To cite this repository:
Kline, Melissa. (2012) CLANtoR (Github repository). Available at http://github.com/mekline/CLANtoR/ DOI:10.5281/zenodo.1196626
This is a fairly simple R script that just takes a single CHILDES-formatted corpus file and turns it into an R dataframe with all corpus information (e.g. child, age, date) listed on each utterance. From there it can be written out as a CSV or other standard file format.
Note: this is older code, and a much better solution for converting these corpora to tabular data now exists! Go check out childes-db
In addition to copying any tiers that it finds into columns of the dataframe, CLANtoR also creates a gloss of the utterance that removes corpus notation, leaving an unannotated version that is suitable for displaying to experimental participants or conference audiences :) In the example script I've also done some additional processing that deletes ending punctuation and various whitespace anomalies in order to find even more sentences with matched gloss and %mor lines.
Be wary of the output you get with this script, especially if you wish to use tiers other than gloss and mor. If you are not already, become familiar with text encoding, control characters, and csv formats to understand what might be happening if a line looks funny.
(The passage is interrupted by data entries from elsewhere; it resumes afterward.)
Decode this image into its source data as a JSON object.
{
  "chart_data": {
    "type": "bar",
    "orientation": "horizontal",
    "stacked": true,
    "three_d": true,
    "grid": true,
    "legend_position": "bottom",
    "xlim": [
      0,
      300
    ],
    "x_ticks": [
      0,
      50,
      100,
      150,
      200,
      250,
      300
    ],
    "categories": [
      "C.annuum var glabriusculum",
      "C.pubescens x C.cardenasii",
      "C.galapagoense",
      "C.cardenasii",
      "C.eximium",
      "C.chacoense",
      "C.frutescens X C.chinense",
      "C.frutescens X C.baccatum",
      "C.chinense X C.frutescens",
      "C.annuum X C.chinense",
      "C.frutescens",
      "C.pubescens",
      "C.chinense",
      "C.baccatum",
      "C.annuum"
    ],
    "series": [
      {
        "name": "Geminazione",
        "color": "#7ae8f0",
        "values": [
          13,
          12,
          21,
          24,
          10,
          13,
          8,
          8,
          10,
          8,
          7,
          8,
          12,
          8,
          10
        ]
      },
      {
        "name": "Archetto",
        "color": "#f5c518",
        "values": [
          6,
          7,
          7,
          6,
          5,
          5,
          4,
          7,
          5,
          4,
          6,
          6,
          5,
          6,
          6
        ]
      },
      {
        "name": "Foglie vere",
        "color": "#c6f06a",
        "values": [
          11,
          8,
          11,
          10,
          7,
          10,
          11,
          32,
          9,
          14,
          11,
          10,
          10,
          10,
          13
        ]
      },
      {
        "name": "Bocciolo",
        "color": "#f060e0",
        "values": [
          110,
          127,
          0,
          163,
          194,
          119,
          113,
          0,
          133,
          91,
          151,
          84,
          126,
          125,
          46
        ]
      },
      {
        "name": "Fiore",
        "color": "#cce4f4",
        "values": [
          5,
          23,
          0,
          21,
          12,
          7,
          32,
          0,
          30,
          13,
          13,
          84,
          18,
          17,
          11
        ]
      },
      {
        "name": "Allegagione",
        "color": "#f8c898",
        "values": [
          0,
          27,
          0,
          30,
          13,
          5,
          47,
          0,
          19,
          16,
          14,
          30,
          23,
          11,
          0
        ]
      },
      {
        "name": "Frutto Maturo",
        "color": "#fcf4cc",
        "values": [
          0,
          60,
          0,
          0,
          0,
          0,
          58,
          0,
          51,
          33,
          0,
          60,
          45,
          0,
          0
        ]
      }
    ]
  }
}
Especially watch out if there are commas or quotation marks anywhere in your corpus file.
In the Brown (1973) corpus this finds matching lengths for approximately 97% of adult sentences and 95% of child sentences- most of the exceptions are repairs (He has, she has a doll) and sentence fragments. The script is pretty slow (10 minutes or so to read the entire Eve corpus on my machine) but you should only need to run it once per corpus.
I also include two additional Python files that may make this code more useful, by cleaning up some common errors and splitting the csv output into manageable sizes.
ClantoR.R - The main script
example.R Example script for the Brown corpus
fixer.py - Corrects for some of the text encoding anomalies
splitter.py - Gives you a set of smaller csv slices that are somewhat less likely to crash your spreadsheet program.